Pour le libre accès aux connaissances

Je ne sais trop combien de fois je suis tombé sur une page d’ieeeXplore, ACM portal, SpringerLink, ScienceDirect (et j’en passe) ces dernières années en cherchant de l’information sur Google pour mes projets. Toujours le même scénario: je trouve LE texte qui semblerait m’aider énormément, le recherche dans google et tombe sur une de ces saletés de page qui bloque l’accès à quiconque n’est pas membre.

À mes premiers contacts avec ieeeXplore, j’ai tout de suite cherché à m’inscrire (gratuitement) comme je suis habitué de le faire avec tout ce qui est sur le web et trouvé cette page qui propose un essai gratuit de 30 jours à usage personnel. Je me dis alors: “c’est plus de 30 jours qu’il me faut … mais bon, à ce point, ces 30 jours m’aideront quand même un peu”. Lisant un peu plus, je découvre que je dois fournir un numéro de membre IEEE. Merde ! Je n’ai pas terminé mes études, je n’étudie pas encore en informatique et me dirigerai pas vers une profession d’ingénieur ! Fort de nos succès auprès de nos commanditaires pour Eurobot, j’ai tenté de contacter ieeeXplore pour soumettre une demande de “commandite” me donnant accès aux documents dont j’ai besoin le temps de compléter le projet actuel.

Sans réponse.

Informez-vous à la bibliothèque de votre école disait-on aussi sur le site. En sachant bien la réponse à l’avance, je l’ai demandé pour me répondre qu’on ne connaissait aucune des publication. À quelque 30K$/année, c’est pas la peine non plus de tenter de les inciter à s’y abonner et puisqu’aucun ingénieur ne sort du cégep, évidemment.

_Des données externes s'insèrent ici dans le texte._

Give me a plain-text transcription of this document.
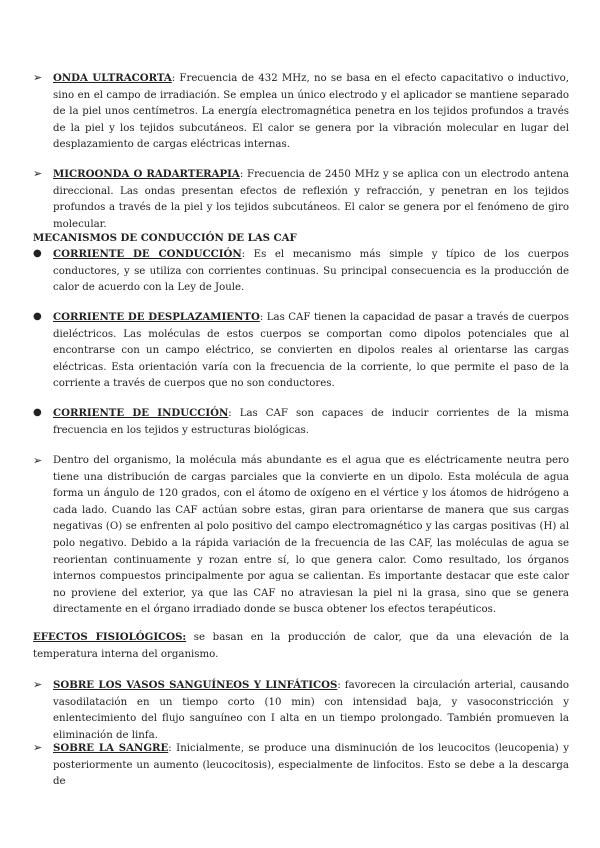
➢	ONDA ULTRACORTA: Frecuencia de 432 MHz, no se basa en el efecto capacitativo o inductivo, sino en el campo de irradiación. Se emplea un único electrodo y el aplicador se mantiene separado de la piel unos centímetros. La energía electromagnética penetra en los tejidos profundos a través de la piel y los tejidos subcutáneos. El calor se genera por la vibración molecular en lugar del desplazamiento de cargas eléctricas internas.
➢	MICROONDA O RADARTERAPIA: Frecuencia de 2450 MHz y se aplica con un electrodo antena direccional. Las ondas presentan efectos de reflexión y refracción, y penetran en los tejidos profundos a través de la piel y los tejidos subcutáneos. El calor se genera por el fenómeno de giro molecular.
MECANISMOS DE CONDUCCIÓN DE LAS CAF
●	CORRIENTE DE CONDUCCIÓN: Es el mecanismo más simple y típico de los cuerpos conductores, y se utiliza con corrientes continuas. Su principal consecuencia es la producción de calor de acuerdo con la Ley de Joule.
●	CORRIENTE DE DESPLAZAMIENTO: Las CAF tienen la capacidad de pasar a través de cuerpos dieléctricos. Las moléculas de estos cuerpos se comportan como dipolos potenciales que al encontrarse con un campo eléctrico, se convierten en dipolos reales al orientarse las cargas eléctricas. Esta orientación varía con la frecuencia de la corriente, lo que permite el paso de la corriente a través de cuerpos que no son conductores.
●	CORRIENTE DE INDUCCIÓN: Las CAF son capaces de inducir corrientes de la misma frecuencia en los tejidos y estructuras biológicas.
➢	Dentro del organismo, la molécula más abundante es el agua que es eléctricamente neutra pero tiene una distribución de cargas parciales que la convierte en un dipolo. Esta molécula de agua forma un ángulo de 120 grados, con el átomo de oxígeno en el vértice y los átomos de hidrógeno a cada lado. Cuando las CAF actúan sobre estas, giran para orientarse de manera que sus cargas negativas (O) se enfrenten al polo positivo del campo electromagnético y las cargas positivas (H) al polo negativo. Debido a la rápida variación de la frecuencia de las CAF, las moléculas de agua se reorientan continuamente y rozan entre sí, lo que genera calor. Como resultado, los órganos internos compuestos principalmente por agua se calientan. Es importante destacar que este calor no proviene del exterior, ya que las CAF no atraviesan la piel ni la grasa, sino que se genera directamente en el órgano irradiado donde se busca obtener los efectos terapéuticos.
EFECTOS FISIOLÓGICOS: se basan en la producción de calor, que da una elevación de la temperatura interna del organismo.
➢	SOBRE LOS VASOS SANGUÍNEOS Y LINFÁTICOS: favorecen la circulación arterial, causando vasodilatación en un tiempo corto (10 min) con intensidad baja, y vasoconstricción y enlentecimiento del flujo sanguíneo con I alta en un tiempo prolongado. También promueven la eliminación de linfa.
➢	SOBRE LA SANGRE: Inicialmente, se produce una disminución de los leucocitos (leucopenia) y posteriormente un aumento (leucocitosis), especialmente de linfocitos. Esto se debe a la descarga de
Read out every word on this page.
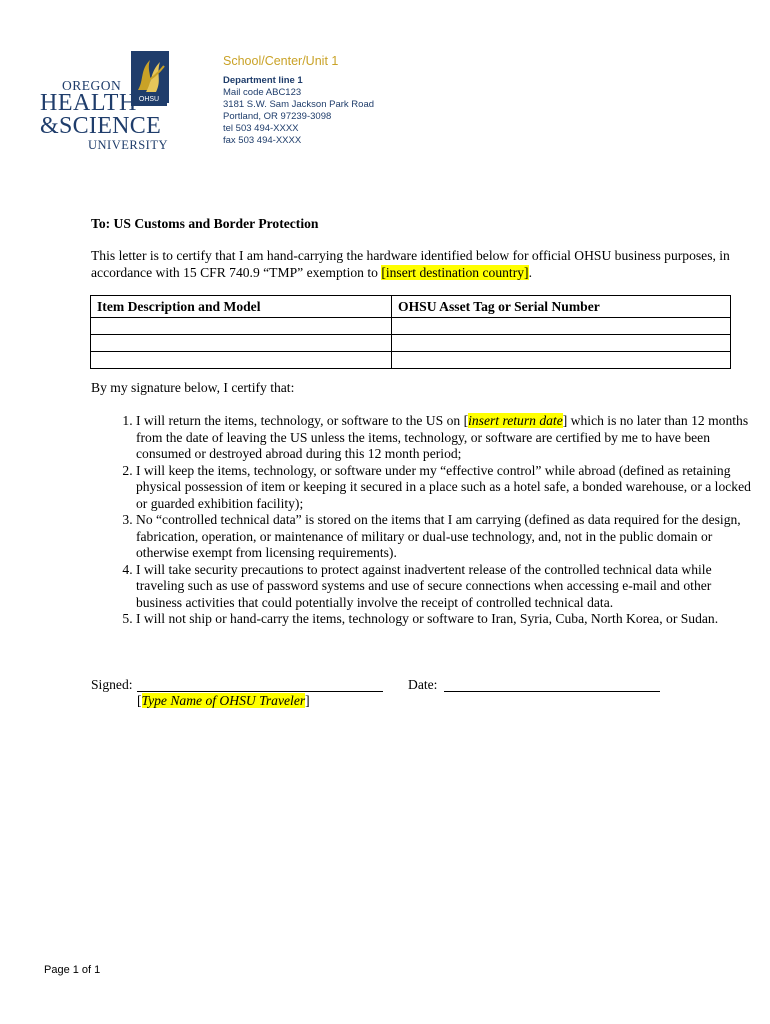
OHSU
OREGON
HEALTH
&SCIENCE
UNIVERSITY
School/Center/Unit 1
Department line 1
Mail code ABC123
3181 S.W. Sam Jackson Park Road
Portland, OR 97239-3098
tel 503 494-XXXX
fax 503 494-XXXX
To: US Customs and Border Protection
This letter is to certify that I am hand-carrying the hardware identified below for official OHSU business purposes, in accordance with 15 CFR 740.9 “TMP” exemption to [insert destination country].
Item Description and Model	OHSU Asset Tag or Serial Number

By my signature below, I certify that:
1. I will return the items, technology, or software to the US on [insert return date] which is no later than 12 months from the date of leaving the US unless the items, technology, or software are certified by me to have been consumed or destroyed abroad during this 12 month period;
2. I will keep the items, technology, or software under my “effective control” while abroad (defined as retaining physical possession of item or keeping it secured in a place such as a hotel safe, a bonded warehouse, or a locked or guarded exhibition facility);
3. No “controlled technical data” is stored on the items that I am carrying (defined as data required for the design, fabrication, operation, or maintenance of military or dual-use technology, and, not in the public domain or otherwise exempt from licensing requirements).
4. I will take security precautions to protect against inadvertent release of the controlled technical data while traveling such as use of password systems and use of secure connections when accessing e-mail and other business activities that could potentially involve the receipt of controlled technical data.
5. I will not ship or hand-carry the items, technology or software to Iran, Syria, Cuba, North Korea, or Sudan.
Signed:
[Type Name of OHSU Traveler]
Date:
Page 1 of 1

Encore ce soir, c’est l’article intitulé “Linear-time connected-component labeling based on sequential local operations” de K. Suzuki que j’aurais apprécier pouvoir consulter… mais bon à $31.50 US (http://tinyurl.com/3284bj), je vais m’en passer, comme à l’habitude.

Le lobby des éditeurs est fort et il est difficile de le contrer dans le nouveau marché d’internet qui doit apparaître comme très lucratif. Il me semble que le principe des “journaux” et de l’ultra protectionnisme du contenu scientifique prend plus de sens il y a disons 100 ans, alors que l’éditeur se montrait réellement utile comme entremise entre le chercheur et le contenu à un moment où les moyens de communications n’étaient pas assez développés pour fonctionner sans cette aide.

Quand le mot Google se transforme en verbe “googler” comme synonyme de “chercher”, c’est là un signe d’un changement radical de l’accessibilité à l’information. Pour tous les autodidactes ou passionnés, c’est aussi un outil fondamental. Je ne peut qu’être certain, mais ne peut m’imaginer à quel point un accès libre à tous ces documents/articles stimulerait les avancées de la science.